Salah satu sekolah swasta di Tasikmalaya, Jawa Barat. Dokumentasi/ Media Indonesia
Tasikmalaya: Sejumlah sekolah swasta di Tasikmalaya, Jawa Barat, gulung tikar lantaran minim peminat pada penerimaan peserta didik baru (PPDB) dan seleksi penerimaan siswa murid baru tahun ajaran 2025-2026 setelah ada kebijakan pemerintah yang mengizinkan sekolah negeri menerima 50 rombongan belajar (rombel). Kebijakan itu telah berdampak kepada SMA swasta dan sebagian gulung kelas.
Praktisi pendidikan dan sebagai pendiri Yayasan Ihya As-Sunnah, Kecamatan Cihideung, Kota Tasikmalaya, Maman Suratman, mengatakan adanya kebijakan pemerintah Jabar yang telah mengizikan sekolah negeri menerima 50 rombongan belajar (Rombel) tidak akan efisiensi dalam proses belajar mengajar di sekolah. Akan tetapi kebijakan tersebut paling krusial pengaturan jumlah siswa terutama dalam satu rombongan belajar (rombel).
"Kebijakan yang dilakukan oleh Gubernur Jabar yang mengizinkan sekolah negeri menerima 50 rombongan belajar (Rombel) tidak terlalu besar hanya menghambat efektivitas pembelajaran, tapi berdampak langsung pada kondisi psikologis dan fisik para guru. Namun, kalau rombel kecil guru masih kesulitan untuk memastikan semua siswa memahami materi apalagi jumlahnya sampai 40 atau 50 orang sudah sangat berat,” kata Maman di Tasikmalaya, Rabu, 9 Juli 2025.
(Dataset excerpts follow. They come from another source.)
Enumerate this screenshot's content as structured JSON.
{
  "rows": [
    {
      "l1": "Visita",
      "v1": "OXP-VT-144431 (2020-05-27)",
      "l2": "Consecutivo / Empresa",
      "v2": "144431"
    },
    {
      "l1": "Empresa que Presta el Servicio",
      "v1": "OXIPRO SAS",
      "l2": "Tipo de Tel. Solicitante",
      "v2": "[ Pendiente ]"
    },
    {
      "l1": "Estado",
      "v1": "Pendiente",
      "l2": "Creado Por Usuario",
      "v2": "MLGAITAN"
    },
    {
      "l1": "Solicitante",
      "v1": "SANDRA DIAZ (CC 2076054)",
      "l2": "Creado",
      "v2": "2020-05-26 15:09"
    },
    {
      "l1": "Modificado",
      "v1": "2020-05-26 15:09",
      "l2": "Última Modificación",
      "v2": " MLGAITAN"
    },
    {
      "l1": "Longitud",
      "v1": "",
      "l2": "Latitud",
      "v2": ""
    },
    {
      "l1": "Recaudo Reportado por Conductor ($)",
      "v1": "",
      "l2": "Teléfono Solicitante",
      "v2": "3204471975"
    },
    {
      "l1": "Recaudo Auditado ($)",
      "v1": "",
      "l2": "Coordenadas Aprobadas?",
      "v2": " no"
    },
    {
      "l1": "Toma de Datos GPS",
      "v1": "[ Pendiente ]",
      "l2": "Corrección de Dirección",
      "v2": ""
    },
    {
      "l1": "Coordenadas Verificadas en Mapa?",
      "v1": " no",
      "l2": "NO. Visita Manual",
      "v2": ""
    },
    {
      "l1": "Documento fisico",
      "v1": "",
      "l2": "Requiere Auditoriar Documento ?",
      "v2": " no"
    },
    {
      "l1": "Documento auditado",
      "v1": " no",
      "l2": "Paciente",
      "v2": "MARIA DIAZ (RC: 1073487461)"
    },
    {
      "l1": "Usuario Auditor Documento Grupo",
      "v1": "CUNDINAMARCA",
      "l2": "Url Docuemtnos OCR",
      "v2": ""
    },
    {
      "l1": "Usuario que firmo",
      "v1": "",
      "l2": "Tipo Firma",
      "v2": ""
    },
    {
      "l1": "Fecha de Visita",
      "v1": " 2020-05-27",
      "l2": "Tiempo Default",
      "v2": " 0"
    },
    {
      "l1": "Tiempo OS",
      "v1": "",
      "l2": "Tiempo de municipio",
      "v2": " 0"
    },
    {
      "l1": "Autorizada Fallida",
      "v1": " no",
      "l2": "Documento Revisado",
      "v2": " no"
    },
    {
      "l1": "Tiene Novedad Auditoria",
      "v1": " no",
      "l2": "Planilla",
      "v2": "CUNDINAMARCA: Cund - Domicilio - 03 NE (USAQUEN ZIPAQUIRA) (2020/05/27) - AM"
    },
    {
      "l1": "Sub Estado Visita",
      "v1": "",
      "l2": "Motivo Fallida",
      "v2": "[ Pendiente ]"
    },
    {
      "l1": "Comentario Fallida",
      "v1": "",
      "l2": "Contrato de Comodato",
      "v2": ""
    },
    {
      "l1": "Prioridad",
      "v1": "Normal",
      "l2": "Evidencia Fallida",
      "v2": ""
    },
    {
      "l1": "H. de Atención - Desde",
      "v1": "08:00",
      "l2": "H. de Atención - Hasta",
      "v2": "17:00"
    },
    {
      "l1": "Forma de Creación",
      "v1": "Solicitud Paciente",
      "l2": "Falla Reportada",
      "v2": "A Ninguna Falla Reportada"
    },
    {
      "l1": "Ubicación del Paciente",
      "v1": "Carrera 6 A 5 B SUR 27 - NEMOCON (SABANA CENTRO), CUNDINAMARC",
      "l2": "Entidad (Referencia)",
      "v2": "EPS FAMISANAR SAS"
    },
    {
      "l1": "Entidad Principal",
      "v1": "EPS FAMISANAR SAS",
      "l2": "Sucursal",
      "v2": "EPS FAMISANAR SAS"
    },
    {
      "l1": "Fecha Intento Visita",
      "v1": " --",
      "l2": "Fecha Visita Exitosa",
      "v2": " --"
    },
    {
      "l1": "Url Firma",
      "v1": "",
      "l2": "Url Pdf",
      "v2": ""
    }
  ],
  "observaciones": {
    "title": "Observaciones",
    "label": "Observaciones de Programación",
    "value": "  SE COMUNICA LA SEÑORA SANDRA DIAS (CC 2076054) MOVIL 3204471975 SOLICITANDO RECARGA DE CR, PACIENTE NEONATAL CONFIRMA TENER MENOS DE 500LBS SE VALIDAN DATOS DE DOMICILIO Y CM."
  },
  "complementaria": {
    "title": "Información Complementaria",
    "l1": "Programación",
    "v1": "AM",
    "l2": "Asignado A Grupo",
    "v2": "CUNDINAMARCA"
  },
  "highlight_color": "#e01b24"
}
Maman mengatakan dalam suasana kelas yang terlalu padat juga bagi guru akan kesulitan menjaga kondusivitas terlebih di tengah kondisi cuaca ekstrem hingga perubahan iklim membuat ruang kelas semakin panas dan pengap.
Akan tetapi dengan kebijakan 50 rombongan belajar seharusnya sekolah itu ramah anak dan ramah lingkungan meski dengan jumlah siswa sebanyak itu, sulit mewujudkan suasana belajar yang nyaman dan sehat.
"Sekolah secara ideal satu rombongan belajar seharusnya bisa berisi maksimal 30 siswa masih memungkinkan di atas akan sangat menguras energi guru dan kegiatan tersebut sederhana seperti ice breaking bisa menyita banyak waktu. Namun, dari aspek teknis di ruang kelas menjadi beban emosional bagi para guru semakin berat, bayangkan saja guru dari pagi sampai sore harus menghadapi puluhan anak dengan berbagai karakter hingga dalam kondisi capek, emosi bisa mudah terpancing," jelasnya.
Menurutnya nasib sekolah swasta yang semakin terpinggirkan lantaran berbagai kebijakan kurang berpihak dan selama ini banyak sekolah swasta gulung kelas karena tidak mampu bersaing dengan keberadaan sekolah negeri sepenuhnya gratis.
Namun sekarang bagi orang tua hanya ingin ijazah tanpa biaya besar dan mereka pilih sekolah negeri hingga berdampak pada sekolah swasta harus gulung kelas contohnya SMA Pancasila, SMK Periwatas, PGRI dan kini tinggal sisa bangunan.
"Kami optimistis lembaga pendidikan swasta mampu menawarkan sesuatu yang dibutuhkan masyarakat, baik dari sisi nilai keagamaan, kualitas pembelajaran dan kedekatan emosional mereka masih punya tempat tersendiri di hati masyarakat. Kita punya pasar secara masing-masing dan memberikan yang dibutuhkan, orang tetap akan datang tapi kalau hanya jual ijazah, ya pasti kalah," ungkapnya.
Kebijakan Gubernur Jabar mengizinkan sekolah negeri menerima 50 rombongan belajar (rombel) berdampak pada sekolah swasta dan kini di Kota Tasikmalaya ada beberapa sekolah yakni SMA Pancasila, SMK Periwatas dan PGRI gulung kelas lantaran tidak ada calon siswa baru.